Every day I pass the site of a fatal car crash a couple of years ago (http://news.bbc.co.uk/1/low/england/oxfordshire/4590713.stm). It was a dreadful incident which affected a lot of local people quite deeply, and there's rarely a day even now that I don't think of it as I cycle past the area in question.

Recently it's been impossible not to, because a host of floral tributes have been placed alongside the road. They all appeared at the same time so I'd presumed it was the second anniversary of the crash, but there must have been another reason. There are a few bunches of flowers, and some names spelled out in floral lettering. Now, I've never understood flowers when people die in the first place. In the words of Holden Caulfield, who wants flowers when you're dead? Nobody. And I'm not saying that just to be fatuous, I really don't understand what the motivation is. I suppose it's a desire to make some physical manifestation of your grief, to show people, possibly even the departed if you believe in an afterlife, that you care. But if that is the case, what does it mean when the flowers are just left for weeks, slowly rotting, as these have been? In some ways it's rather poignant, but there's a part of me that finds it rather depressing. It's as if there was a particular day set aside to remember these kids (and the 21 year old, all too often disregarded), and once that day had passed it could all be forgotten about until the next appointed day came around.
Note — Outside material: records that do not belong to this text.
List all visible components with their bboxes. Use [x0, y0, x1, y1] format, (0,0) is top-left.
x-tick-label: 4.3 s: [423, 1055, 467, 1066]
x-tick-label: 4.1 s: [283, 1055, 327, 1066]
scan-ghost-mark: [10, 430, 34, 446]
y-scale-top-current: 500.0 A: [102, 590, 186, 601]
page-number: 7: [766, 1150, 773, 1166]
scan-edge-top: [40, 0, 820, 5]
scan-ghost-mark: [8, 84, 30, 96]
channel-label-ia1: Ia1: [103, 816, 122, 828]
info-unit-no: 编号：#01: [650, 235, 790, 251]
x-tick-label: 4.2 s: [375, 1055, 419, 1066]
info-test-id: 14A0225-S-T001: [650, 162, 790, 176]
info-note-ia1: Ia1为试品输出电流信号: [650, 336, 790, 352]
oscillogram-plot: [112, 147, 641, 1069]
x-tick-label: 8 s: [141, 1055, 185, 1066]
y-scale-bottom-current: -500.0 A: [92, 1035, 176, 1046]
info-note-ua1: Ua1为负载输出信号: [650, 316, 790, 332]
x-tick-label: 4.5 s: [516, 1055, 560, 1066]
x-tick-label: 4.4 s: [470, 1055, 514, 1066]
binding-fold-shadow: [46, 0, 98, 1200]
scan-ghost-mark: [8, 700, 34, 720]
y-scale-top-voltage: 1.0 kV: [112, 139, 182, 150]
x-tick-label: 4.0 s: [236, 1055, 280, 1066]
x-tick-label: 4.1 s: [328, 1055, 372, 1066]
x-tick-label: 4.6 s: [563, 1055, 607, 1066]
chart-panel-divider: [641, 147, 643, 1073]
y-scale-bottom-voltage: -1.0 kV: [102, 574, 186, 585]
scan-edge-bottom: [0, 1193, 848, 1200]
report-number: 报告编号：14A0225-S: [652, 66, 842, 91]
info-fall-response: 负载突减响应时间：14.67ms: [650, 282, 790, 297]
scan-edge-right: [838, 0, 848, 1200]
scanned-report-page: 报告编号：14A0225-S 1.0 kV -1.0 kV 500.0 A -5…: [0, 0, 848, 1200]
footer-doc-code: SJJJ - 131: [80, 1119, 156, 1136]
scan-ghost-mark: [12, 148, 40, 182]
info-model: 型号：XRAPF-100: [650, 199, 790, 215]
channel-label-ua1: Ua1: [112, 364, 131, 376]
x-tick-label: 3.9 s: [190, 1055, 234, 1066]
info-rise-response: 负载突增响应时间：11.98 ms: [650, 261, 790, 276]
Which, of course, is nonsense. Anyone who's lost someone significant in their life knows that that person will leap unbidden from your subconscious into the forefront of your mind at the most arbitrary moments. Why do the people who lost friends and relatives in that car crash allow society's expectation to compel them to make ultimately meaningless gestures? I doubt that a day passes when they don't think of them, so why do they feel obliged to make a token display of an ongoing emotional burden?

The reason this has become particularly resonant to me is that it's twelve years today since my father died. And while the calendrical significance can't be avoided, the day itself is no more important than any other. I don't feel any need to go and stand by his graveside - in fact I haven't visited his grave for many years, and I don't imagine I ever will again. Why would I do anything out of the ordinary to remember him today? I think of him frequently without any red letter prompt. We had a difficult relationship, and his shadow hangs over me on an almost daily basis as my own inadequacies as a parent lead me to worry that I will end up losing my children's affection as he lost mine. If anything I'm closer to him now for understanding some of the pressures that made him make the wrong choices than I was when he was alive. So, no flowers today, or any other day. You don't need them when a person lives on inside of you.